If you remained slightly detached, the courses were pretty entertaining. They involved a mixture of Fripp’s cod philosophy musings, group and occasional one-to-one sessions, Alexander technique, yoga and meditation and some of the worst food on the planet (lowest common denominator reluctant vegetarian). And lengthy sessions on how to hold the guitar craft ‘standard’ triangular pick, made by Herdim of Germany. ‘How you hold your pick is how you run your life’ was one of our esteemed leader’s favourite aphorisms. ‘Music is the cup which holds the wine of silence’ was another. Heady stuff it might be, but up close one-on-one he sure can crosspick.
To level out the many different levels of ability and styles, a ‘new standard’ tuning – C, G, D, A, E, G – was applied, giving the instruments considerable added range. Students were encouraged to adopt the ‘standard; guitar, this Ovation model. Fripp had done a deal with a retailer in the US Midwest which sourced them at a very keen price – less than half the going UK rate.
I liked the guitar so much it became my main acoustic for several years prior to the arrival of the Taylor. I kept up with the tuning for a couple of years, and still use the pick technique sometimes, though it’s best for crosspicking and not at all suited to sweeping or pinching.

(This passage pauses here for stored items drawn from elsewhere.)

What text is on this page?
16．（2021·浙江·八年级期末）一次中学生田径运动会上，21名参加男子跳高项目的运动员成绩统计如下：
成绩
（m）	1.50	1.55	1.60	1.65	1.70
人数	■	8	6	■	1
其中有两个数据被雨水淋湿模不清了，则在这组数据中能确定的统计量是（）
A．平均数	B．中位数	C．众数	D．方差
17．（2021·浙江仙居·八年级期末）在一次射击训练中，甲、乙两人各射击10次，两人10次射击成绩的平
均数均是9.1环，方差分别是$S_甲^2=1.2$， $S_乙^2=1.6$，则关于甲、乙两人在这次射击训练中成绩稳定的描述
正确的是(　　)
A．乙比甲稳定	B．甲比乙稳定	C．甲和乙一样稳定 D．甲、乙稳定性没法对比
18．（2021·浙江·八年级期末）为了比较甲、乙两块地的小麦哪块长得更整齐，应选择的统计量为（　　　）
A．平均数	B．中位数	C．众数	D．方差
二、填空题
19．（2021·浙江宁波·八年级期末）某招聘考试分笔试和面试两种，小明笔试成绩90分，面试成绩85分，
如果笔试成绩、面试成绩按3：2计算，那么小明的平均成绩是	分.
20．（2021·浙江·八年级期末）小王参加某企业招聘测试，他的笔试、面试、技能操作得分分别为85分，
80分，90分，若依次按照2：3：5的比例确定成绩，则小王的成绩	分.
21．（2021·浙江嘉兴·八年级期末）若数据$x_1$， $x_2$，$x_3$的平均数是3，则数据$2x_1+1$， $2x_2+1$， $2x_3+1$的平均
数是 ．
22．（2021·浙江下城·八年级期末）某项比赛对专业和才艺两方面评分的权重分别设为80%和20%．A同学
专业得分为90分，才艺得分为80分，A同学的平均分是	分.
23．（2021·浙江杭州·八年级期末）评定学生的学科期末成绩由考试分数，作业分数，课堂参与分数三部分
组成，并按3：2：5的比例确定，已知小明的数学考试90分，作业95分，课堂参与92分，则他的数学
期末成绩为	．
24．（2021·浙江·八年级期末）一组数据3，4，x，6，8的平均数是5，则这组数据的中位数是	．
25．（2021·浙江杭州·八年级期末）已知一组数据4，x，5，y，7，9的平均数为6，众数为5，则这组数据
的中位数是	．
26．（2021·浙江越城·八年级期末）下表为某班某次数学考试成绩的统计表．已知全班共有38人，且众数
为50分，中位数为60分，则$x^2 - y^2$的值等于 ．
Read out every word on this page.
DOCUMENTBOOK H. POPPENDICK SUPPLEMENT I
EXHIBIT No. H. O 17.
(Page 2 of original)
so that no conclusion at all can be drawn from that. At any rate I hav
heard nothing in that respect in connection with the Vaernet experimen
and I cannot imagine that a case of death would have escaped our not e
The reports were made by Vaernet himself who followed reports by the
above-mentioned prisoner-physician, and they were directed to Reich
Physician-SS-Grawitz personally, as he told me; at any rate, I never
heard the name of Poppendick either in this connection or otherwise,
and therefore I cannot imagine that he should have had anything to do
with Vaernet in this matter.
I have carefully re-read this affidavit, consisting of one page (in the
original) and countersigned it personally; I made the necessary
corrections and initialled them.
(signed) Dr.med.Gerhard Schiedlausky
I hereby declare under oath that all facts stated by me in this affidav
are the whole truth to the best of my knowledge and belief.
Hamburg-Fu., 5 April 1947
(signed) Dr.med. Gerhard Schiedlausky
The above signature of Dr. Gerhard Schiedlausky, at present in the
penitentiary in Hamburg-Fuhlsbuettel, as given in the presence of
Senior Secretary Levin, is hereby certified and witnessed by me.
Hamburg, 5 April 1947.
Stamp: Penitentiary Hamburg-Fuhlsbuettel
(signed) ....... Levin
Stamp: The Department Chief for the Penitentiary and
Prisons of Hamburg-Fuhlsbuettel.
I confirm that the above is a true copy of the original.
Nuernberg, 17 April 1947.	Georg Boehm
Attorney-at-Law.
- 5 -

As students progressed, Guitar Craft morphed into a way of running one’s life, the deliberately mysterious and mischievous Fripp gleefully throwing ballbearings all over the floor to wrongfoot every step of his house’s sometimes near-permanent student inhabitants. His charming wife, Toyah Willcox, certainly helped stabilise the weirdness and make it all rather more worthwhile.
A nice versatile, stable guitar, courtesy of an undeniably interesting and supremely talented – if also extraordinarily contrary – man. With original case and blurb, and also shown with a selection of Guitar Craft hard black triangular picks, including one of the original Herdims, top right of the array next to the original trussrod wrench.